La dPCR pour les débutants

Évolution de la dPCR

Les questions complexes que soulève actuellement la recherche exigent des informations d’une précision que les technologies de PCR classiques sont incapables de fournir. La PCR digitale de troisième génération résout ce problème, elle devient une technique plus simple et plus pratique qui permet de répondre aux questions de la recherche au quotidien.

Le concept même de PCR digitale remonte à peu près à 1992, lorsque Sykes et al. l’ont décrite comme une « PCR à dilution limitative ». Cette méthode générale utilisait l’analyse en point final et la loi de Poisson pour quantifier le nombre absolu de molécules d’acide nucléique dans un échantillon. Vogelstein et Kinzler ont ensuite révolutionné la discipline en 1999 : ils ont développé une méthode consistant à diluer et répartir l’échantillon en réactions individuelles appelées fractions, puis des produits individuels avec signaux de fluorescence sont détectés et analysés après amplification. Ils ont ainsi inventé le terme de « PCR digitale » que nous connaissons aujourd’hui.

Avec les années, ces méthodes ont été perfectionnées et commercialisées pour être adoptées par le plus grand nombre. On peut utiliser la PCR digitale sur des puces ou disques microfluidiques, des puces à ADN et des micro-gouttelettes ou des cristaux de gouttes issus d’émulsions d’huile et d’eau et, depuis peu, sur des plaques de type qPCR.

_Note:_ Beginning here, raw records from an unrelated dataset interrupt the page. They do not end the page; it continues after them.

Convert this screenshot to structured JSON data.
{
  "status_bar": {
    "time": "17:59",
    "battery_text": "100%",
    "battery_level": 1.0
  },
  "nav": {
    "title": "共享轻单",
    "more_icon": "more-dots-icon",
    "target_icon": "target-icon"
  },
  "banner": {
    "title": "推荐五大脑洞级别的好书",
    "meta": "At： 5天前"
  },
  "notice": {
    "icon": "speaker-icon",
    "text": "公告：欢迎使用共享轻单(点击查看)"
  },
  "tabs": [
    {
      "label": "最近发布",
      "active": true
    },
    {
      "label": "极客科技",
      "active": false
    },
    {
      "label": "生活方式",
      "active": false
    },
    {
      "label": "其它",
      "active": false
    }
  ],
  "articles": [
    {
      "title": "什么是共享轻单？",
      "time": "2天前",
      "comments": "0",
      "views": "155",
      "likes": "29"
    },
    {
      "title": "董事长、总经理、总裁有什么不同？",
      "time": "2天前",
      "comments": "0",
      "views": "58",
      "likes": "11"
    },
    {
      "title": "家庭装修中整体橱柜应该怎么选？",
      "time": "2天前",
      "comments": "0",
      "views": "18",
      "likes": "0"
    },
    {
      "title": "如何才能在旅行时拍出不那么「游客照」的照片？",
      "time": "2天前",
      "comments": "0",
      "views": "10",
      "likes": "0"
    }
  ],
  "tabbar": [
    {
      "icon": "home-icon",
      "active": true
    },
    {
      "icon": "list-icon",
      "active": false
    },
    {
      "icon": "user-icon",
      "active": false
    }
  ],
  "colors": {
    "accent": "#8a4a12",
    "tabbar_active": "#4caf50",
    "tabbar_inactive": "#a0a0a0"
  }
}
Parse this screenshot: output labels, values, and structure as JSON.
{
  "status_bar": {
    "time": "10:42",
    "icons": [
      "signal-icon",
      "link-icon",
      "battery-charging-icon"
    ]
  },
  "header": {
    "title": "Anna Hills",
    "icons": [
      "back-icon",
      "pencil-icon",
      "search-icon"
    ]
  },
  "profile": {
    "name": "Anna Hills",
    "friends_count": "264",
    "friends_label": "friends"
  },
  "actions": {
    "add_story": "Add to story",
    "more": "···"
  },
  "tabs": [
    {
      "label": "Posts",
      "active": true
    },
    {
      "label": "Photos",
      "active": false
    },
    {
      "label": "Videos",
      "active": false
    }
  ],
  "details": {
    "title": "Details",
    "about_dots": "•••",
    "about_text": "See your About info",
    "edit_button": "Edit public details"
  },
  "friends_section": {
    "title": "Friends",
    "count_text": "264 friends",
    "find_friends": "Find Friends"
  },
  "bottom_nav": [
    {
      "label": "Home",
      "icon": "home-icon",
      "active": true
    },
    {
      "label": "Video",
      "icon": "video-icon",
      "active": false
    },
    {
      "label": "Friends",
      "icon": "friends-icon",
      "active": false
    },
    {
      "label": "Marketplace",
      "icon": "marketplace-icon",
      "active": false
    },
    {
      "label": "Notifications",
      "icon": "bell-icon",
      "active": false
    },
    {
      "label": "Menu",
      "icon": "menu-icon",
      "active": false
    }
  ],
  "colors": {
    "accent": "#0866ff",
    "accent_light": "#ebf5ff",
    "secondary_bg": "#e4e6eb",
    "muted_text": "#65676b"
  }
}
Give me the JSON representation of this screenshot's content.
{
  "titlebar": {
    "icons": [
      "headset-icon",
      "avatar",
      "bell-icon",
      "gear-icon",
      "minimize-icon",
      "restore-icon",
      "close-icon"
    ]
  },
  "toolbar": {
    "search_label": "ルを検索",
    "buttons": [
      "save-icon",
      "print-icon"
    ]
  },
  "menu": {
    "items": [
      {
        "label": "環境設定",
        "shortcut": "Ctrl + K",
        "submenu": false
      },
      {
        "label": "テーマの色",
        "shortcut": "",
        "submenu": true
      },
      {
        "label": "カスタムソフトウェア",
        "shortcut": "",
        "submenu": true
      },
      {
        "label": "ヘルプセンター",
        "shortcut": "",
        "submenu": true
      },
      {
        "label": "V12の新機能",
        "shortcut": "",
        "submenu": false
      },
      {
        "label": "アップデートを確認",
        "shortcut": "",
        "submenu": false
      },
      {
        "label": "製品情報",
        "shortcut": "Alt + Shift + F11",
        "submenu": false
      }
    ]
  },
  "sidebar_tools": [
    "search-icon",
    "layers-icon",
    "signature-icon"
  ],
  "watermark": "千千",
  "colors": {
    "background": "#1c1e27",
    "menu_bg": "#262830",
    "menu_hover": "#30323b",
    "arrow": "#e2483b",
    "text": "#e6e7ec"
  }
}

La PCR digitale est une approche de grande précision, permettant la détection et la quantification des acides nucléiques de manière sensible et reproductible. Les mesures sont effectuées en divisant l’échantillon en fractions de sorte qu’il y ait soit aucune, soit une seule, soit plusieurs molécules cibles présentes dans toute réaction individuelle. Chaque fraction est analysée après un cycle de PCR en point final afin de déterminer la présence (réaction positive) ou l’absence (réaction négative) d’un signal de fluorescence, puis le nombre absolu de molécules présentes dans l’échantillon est calculé. La quantification de la cible de l’échantillon ne nécessite pas de courbe d’étalonnage. La courbe d’étalonnage n’étant plus nécessaire, cela réduit les erreurs et améliore la précision.

Diviser pour mieux régner

Tandis que l’échantillon est préparé ainsi pour la qPCR, le fractionnement d’échantillon, dans lequel un échantillon est divisé en milliers de réactions individuelles avant amplification, est propre à la PCR digitale. En répartissant aléatoirement les molécules dans les fractions, contrairement à l’analyse globale en qPCR, la PCR digitale limite les effets des cibles concurrentes et améliore la précision et la sensibilité de la détection des événements rares.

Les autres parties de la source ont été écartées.